“The first commercialization of FinFETs at the 22nm node revolutionized the manufacture of transistors—the tiny switches inside the chip’s “brain”. The channel formed by the “fins” in contact with the gate on three sides is easier to control than previous planar transistors. However, as the challenges facing the 3nm and 5nm technology nodes continue to accumulate, the utility of FinFETs has reached its limit.
By: Dr. Nerissa Draeger, Fanlin
The first commercialization of FinFETs at the 22nm node revolutionized the manufacture of transistors—the tiny switches inside the chip’s “brain”. The channel formed by the “fins” in contact with the gate on three sides is easier to control than previous planar transistors. However, as the challenges facing the 3nm and 5nm technology nodes continue to accumulate, the utility of FinFETs has reached its limit.
The Transistor Scaling Conundrum
At each technology node, device manufacturers can reduce device area, cost and power consumption and achieve performance improvements by shrinking transistors, also known as PPAC (power, performance, area, cost) scaling. However, further reducing the size of FinFETs limits drive current and electrostatic control capabilities.

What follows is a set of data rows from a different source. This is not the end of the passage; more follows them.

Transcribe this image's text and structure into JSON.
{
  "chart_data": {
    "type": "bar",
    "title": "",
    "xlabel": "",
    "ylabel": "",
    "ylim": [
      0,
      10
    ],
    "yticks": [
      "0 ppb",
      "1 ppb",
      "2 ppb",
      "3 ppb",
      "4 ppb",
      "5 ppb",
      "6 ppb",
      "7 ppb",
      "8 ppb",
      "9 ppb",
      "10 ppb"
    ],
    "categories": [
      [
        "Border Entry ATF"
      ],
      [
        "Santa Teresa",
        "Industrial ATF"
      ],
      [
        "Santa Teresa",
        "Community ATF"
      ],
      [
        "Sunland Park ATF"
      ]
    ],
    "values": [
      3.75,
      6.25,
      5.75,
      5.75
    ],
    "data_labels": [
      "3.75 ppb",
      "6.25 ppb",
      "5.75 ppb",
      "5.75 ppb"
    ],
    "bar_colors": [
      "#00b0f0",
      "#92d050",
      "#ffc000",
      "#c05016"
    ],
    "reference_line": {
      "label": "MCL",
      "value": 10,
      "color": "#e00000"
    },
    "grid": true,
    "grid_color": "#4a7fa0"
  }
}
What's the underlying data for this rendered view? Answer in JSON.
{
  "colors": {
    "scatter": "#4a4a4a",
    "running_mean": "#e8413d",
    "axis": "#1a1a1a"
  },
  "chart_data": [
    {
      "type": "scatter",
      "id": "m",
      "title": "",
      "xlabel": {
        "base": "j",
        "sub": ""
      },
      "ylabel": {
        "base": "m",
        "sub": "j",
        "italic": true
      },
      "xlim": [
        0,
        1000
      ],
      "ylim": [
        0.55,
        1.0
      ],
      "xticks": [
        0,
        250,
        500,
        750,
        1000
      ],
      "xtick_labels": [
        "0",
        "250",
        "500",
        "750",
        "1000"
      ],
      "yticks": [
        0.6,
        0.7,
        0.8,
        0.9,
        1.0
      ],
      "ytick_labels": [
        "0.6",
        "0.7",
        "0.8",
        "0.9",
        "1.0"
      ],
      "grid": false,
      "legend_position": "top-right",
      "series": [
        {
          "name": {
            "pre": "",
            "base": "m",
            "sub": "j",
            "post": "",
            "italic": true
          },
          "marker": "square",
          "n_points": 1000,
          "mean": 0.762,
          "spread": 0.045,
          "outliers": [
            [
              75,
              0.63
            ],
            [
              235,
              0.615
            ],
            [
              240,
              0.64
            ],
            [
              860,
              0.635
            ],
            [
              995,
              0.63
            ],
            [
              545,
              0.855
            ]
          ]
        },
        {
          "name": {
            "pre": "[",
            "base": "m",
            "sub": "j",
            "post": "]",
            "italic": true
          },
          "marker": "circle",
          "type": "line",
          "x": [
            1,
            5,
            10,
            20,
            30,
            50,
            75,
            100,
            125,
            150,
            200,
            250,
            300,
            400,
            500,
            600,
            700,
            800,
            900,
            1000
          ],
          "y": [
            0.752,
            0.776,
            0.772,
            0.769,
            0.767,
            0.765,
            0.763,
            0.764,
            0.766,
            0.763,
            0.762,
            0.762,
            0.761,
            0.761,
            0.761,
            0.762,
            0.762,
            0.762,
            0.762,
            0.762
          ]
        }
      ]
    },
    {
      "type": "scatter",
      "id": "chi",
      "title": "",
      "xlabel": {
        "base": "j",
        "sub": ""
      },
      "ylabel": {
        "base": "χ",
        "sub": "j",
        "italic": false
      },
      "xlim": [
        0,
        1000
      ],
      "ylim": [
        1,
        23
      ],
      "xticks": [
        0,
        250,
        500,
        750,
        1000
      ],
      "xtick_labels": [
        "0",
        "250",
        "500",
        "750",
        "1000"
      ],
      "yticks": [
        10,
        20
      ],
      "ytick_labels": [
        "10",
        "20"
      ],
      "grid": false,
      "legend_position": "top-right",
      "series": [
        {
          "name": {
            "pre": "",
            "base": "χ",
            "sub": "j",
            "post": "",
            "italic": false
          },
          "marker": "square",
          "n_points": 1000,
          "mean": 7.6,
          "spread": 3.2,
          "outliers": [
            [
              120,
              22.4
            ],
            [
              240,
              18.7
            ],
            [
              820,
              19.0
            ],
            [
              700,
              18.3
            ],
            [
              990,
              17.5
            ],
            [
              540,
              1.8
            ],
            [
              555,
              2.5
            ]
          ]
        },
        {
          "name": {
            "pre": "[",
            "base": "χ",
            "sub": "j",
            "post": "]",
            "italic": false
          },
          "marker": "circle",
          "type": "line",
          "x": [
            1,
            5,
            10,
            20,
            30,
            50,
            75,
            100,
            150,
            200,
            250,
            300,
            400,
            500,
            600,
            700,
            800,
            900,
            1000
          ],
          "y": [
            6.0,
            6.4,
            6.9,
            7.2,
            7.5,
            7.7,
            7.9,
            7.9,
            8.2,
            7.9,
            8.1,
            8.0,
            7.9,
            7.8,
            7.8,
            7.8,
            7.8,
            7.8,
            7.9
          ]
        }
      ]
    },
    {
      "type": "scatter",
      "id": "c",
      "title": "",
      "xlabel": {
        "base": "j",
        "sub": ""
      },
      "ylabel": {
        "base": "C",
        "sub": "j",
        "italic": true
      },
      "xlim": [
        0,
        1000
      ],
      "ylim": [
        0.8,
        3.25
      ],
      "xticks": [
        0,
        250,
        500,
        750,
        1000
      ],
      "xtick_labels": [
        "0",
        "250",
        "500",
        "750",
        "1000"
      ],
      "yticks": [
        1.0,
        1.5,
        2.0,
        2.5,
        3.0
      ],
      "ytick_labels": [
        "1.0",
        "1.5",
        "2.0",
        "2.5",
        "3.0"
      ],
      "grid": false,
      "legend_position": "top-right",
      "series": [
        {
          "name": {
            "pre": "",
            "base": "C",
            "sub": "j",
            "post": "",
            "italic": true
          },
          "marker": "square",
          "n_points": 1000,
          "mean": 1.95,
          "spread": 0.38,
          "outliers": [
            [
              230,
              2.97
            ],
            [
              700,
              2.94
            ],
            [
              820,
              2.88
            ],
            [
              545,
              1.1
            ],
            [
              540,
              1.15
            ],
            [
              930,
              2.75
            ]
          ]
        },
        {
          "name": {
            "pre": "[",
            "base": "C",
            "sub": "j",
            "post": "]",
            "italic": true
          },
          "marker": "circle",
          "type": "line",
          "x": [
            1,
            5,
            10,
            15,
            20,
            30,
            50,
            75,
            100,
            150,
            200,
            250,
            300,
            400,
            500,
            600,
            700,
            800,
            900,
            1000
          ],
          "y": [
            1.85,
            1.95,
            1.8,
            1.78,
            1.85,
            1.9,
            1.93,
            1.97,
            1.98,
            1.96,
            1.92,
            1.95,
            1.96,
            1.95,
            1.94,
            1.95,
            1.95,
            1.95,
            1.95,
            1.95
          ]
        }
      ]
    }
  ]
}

In planar transistors, the channel width can be increased to drive more current and increase turn-on and turn-off speeds. However, with the development of CMOS design, the track height of standard cells is continuously reduced, which leads to the limitation of the size of the “fin”, and the single-fin device based on the sub-5nm node will not provide enough drive current.
Furthermore, while all three sides of the “fin” are controlled by the gate, one side is left uncontrolled. As the gate length decreases, the short-channel effect becomes more pronounced and more current leaks through the contactless part of the bottom of the device. As a result, smaller size devices cannot meet power and performance requirements.
Replacing fins with nanosheets
Gate all around (GAA) is a modified transistor structure in which all sides of the channel are in contact with the gate, allowing continuous scaling. Transistors using this structure are known as gate-all-around (GAA) transistors, and many variants of this type of transistor have already appeared.
Early GAA devices used a method of stacking nanosheets vertically, placing horizontal sheets separated from each other into the gate. Compared to FinFETs, the channels under this method are easier to control. And unlike FinFETs, which have to have multiple fins side-by-side to boost current, GAA transistors can achieve higher current-carrying capabilities by simply stacking a few more nanosheets vertically and having the gate wrap the channel. In this way, it is only necessary to scale these nanoflakes to tune the transistor dimensions to meet specific performance requirements.
However, like fins, as technology advances and feature sizes continue to decrease, the width and spacing of fins continues to shrink. When the flakes are nearly equal in width and thickness, these nanoflakes look more like “nanowires.”
Although the concept of nanoflakes is simple, it presents a number of new challenges for practical fabrication, some of which stem from structural fabrication and others related to new materials needed to meet PPAC scaling goals.
Specifically, the main challenge in construction stems from the complexity of the structure. The fabrication of GAA transistors first requires alternating Si and SiGe epitaxial layers to form a superlattice and use it as the basis for the nanoflake structure, and then sinking a dielectric spacer layer inside (for source/drain protection and gate width determination) ) and remove the sacrificial layer of the channel by etching. The space left after removing the sacrificial layer, including the space between the nanosheets, needs to be filled with a gate composed of dielectric and metal. Future gates are likely to use new metal materials, of which cobalt has entered the evaluation stage; ruthenium, molybdenum, nickel and various alloys have also been considered by manufacturers.
GAA transistors will eventually replace FinFETs, and the nanoflakes in them will gradually develop into nanowires. The GAA structure should be able to apply to all advanced process nodes that are currently planned.
Beginning with the earliest planar structures, transistor architectures have come a long way and have effectively driven the development of smart interconnections that were unimaginable by early industry pioneers. With the advent of the all-around gate transistor, we also eagerly expect it to bring even more amazing end-user devices and capabilities to the world.